CURRENT ACTION: Call your legislators and let them know how you feel and why.
Some suggestions for your message follow. We want our messages to be laser focused on threats to the NIH funding of medical research. Feel free to use some or all these suggestions translated into your own words. As always, be respectful and brief as possible.
Senator Ashley Moody: (202) 224-3041
Representative Kat Cammack: (202) 225-5744
Our goal is to let our elected representatives know we are outraged and determined:
- Describe your experience with an advanced medical treatment and why you want future generations to have the same or even better outcomes. Emphasize real-life outcomes like being able to drive to your polling place without assistance.
- Describe a friend or family’s similar experience.
- Describe your presently untreatable medical condition and your hope that well-supported medical research programs may discover treatments in time for you to benefit.
- Describe a family member or friend’s now untreatable condition and hope for the future.
- Make the argument that what is described as cost-cutting is most likely merely cost-shifting.
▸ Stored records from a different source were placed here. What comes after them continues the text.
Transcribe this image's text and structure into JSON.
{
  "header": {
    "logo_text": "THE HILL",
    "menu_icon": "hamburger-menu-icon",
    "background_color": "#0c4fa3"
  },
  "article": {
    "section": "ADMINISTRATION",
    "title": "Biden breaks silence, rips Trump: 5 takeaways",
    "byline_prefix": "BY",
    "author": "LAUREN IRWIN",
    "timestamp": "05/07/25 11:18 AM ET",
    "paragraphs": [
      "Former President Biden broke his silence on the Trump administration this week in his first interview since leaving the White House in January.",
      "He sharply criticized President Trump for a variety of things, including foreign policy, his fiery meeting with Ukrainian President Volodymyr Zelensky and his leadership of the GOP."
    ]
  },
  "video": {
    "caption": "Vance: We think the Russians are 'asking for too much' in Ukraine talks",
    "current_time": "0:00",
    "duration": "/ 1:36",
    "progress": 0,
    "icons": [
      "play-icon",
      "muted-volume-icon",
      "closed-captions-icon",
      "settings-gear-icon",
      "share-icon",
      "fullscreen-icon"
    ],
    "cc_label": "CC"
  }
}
The American taxpayer is still going to be on the hook if medical research is to continue.
- Tell them a story of your favorite university or other institution’s specific contributions to improved healthcare.
- Give them the data on Florida impacts with special emphasis on local effects in call to Representative Cammack, but be sure to emphasize that numbers are best estimates based on available data and that a specific amount is less important than the fact that these cuts will influence not only researchers but students and those in support roles such as clerical and maintenance, Further remind them that the communities surrounding these research organizations will also be affected: people losing jobs means less to spend at the grocery store.
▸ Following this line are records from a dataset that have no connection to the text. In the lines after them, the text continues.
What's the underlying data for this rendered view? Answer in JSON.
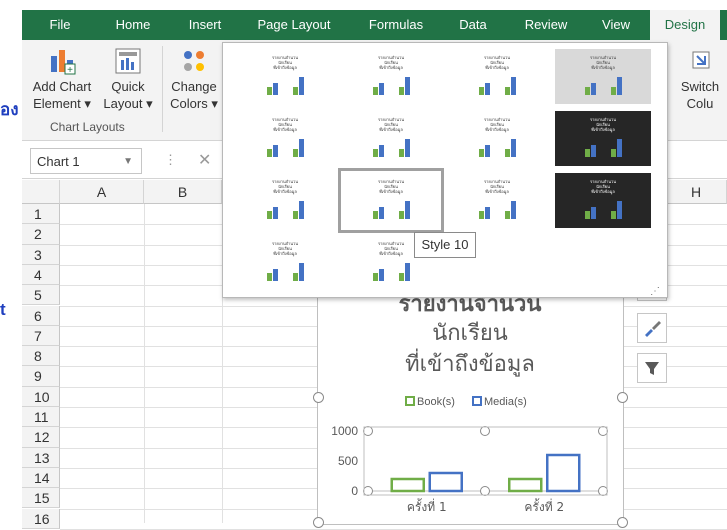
{
  "ribbon": {
    "tabs": [
      "File",
      "Home",
      "Insert",
      "Page Layout",
      "Formulas",
      "Data",
      "Review",
      "View",
      "Design"
    ],
    "active_tab": "Design",
    "add_chart_element": [
      "Add Chart",
      "Element"
    ],
    "quick_layout": [
      "Quick",
      "Layout"
    ],
    "change_colors": [
      "Change",
      "Colors"
    ],
    "group_label": "Chart Layouts",
    "switch_row_col": [
      "Switch",
      "Colu"
    ]
  },
  "left_cut_text": [
    "อง",
    "t"
  ],
  "name_box": "Chart 1",
  "columns": [
    "A",
    "B",
    "H"
  ],
  "rows": [
    "1",
    "2",
    "3",
    "4",
    "5",
    "6",
    "7",
    "8",
    "9",
    "10",
    "11",
    "12",
    "13",
    "14",
    "15",
    "16"
  ],
  "tooltip": "Style 10",
  "gallery_thumb_title": [
    "รายงานจำนวน",
    "นักเรียน",
    "ที่เข้าถึงข้อมูล"
  ],
  "chart_data": {
    "type": "bar",
    "title": [
      "รายงานจำนวน",
      "นักเรียน",
      "ที่เข้าถึงข้อมูล"
    ],
    "categories": [
      "ครั้งที่ 1",
      "ครั้งที่ 2"
    ],
    "series": [
      {
        "name": "Book(s)",
        "values": [
          200,
          200
        ],
        "color": "#70ad47"
      },
      {
        "name": "Media(s)",
        "values": [
          300,
          600
        ],
        "color": "#4472c4"
      }
    ],
    "ylim": [
      0,
      1000
    ],
    "yticks": [
      "0",
      "500",
      "1000"
    ],
    "legend": "top"
  }
}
- According to Doctor Gator, College of Medicine News, The UF College of Medicine achieved a new record of more than $ 169 million in NIH funding in 2023,and that the college now ranks 21st among public universities, up one spot from 2022.
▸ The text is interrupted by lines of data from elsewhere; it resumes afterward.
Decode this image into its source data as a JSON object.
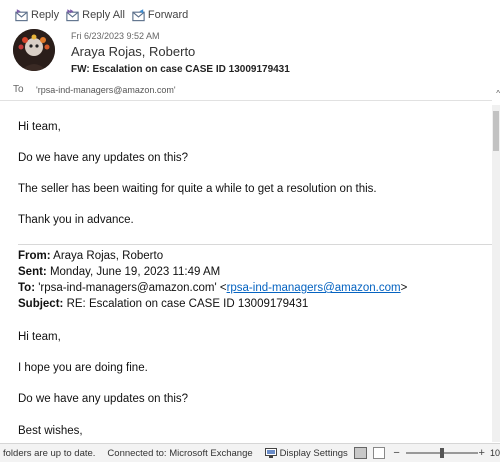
{
  "actions": {
    "reply_label": "Reply",
    "reply_all_label": "Reply All",
    "forward_label": "Forward"
  },
  "header": {
    "date": "Fri 6/23/2023 9:52 AM",
    "sender": "Araya Rojas, Roberto",
    "subject": "FW: Escalation on case CASE ID 13009179431",
    "to_label": "To",
    "to_value": "'rpsa-ind-managers@amazon.com'",
    "more_glyph": "^"
  },
  "body": {
    "p1": "Hi team,",
    "p2": "Do we have any updates on this?",
    "p3": "The seller has been waiting for quite a while to get a resolution on this.",
    "p4": "Thank you in advance."
  },
  "forwarded": {
    "from_label": "From:",
    "from_value": "Araya Rojas, Roberto",
    "sent_label": "Sent:",
    "sent_value": "Monday, June 19, 2023 11:49 AM",
    "to_label": "To:",
    "to_value": "'rpsa-ind-managers@amazon.com' <",
    "to_link": "rpsa-ind-managers@amazon.com",
    "to_close": ">",
    "subject_label": "Subject:",
    "subject_value": "RE: Escalation on case CASE ID 13009179431",
    "p1": "Hi team,",
    "p2": "I hope you are doing fine.",
    "p3": "Do we have any updates on this?",
    "p4": "Best wishes,"
  },
  "status": {
    "folders": "folders are up to date.",
    "connection": "Connected to: Microsoft Exchange",
    "display_settings": "Display Settings",
    "minus": "−",
    "plus": "+",
    "zoom": "10"
  },
  "colors": {
    "link": "#0563c1",
    "statusbar": "#f3f3f3",
    "accent": "#2b579a"
  },
  "icons": [
    "reply-icon",
    "reply-all-icon",
    "forward-icon",
    "display-settings-icon"
  ]
}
- And from the same source: 2023 National Institutes of Health research funding placed three UF College of Medicine programs in the top 5 nationally among their respective programs and a total of 10 ranked in the top 20 among public institutions. For example, the Lillian S. Wells Department of Neurosurgery ranked second nationally with more than $20 million dollars in grants, the Departments of Neurology and Neurosurgery combined ranked third in funding nationally with nearly $32 million in funding. The Department of Surgery ranked fifth in the nation with more than $18 million.
- The University of Florida reports that their indirect costs are 52.5%. The proposed reduction in indirect costs to 15% represents the potential loss of tens of millions of dollars for UF health researchers.
- The following data are from the South Florida Sun Sentinel. At Florida International University, where indirect costs of 55 NIH grants top 15%, $3 million used for research may be cut, including work on Alzheimer’s, teenage suicide and Parkinson’s disease.
- Also from the Sun Sentinel: at the University of Miami, $20 million may not be available to support over 300 NIH grants funding research into cancer, pot use by teens, dementia, and opioid addiction, among many other diseases and conditions.
- And finally, from the South Florida Sun Sentinel: The notion that nonprofits or donors will pick up the financial slack is absurd.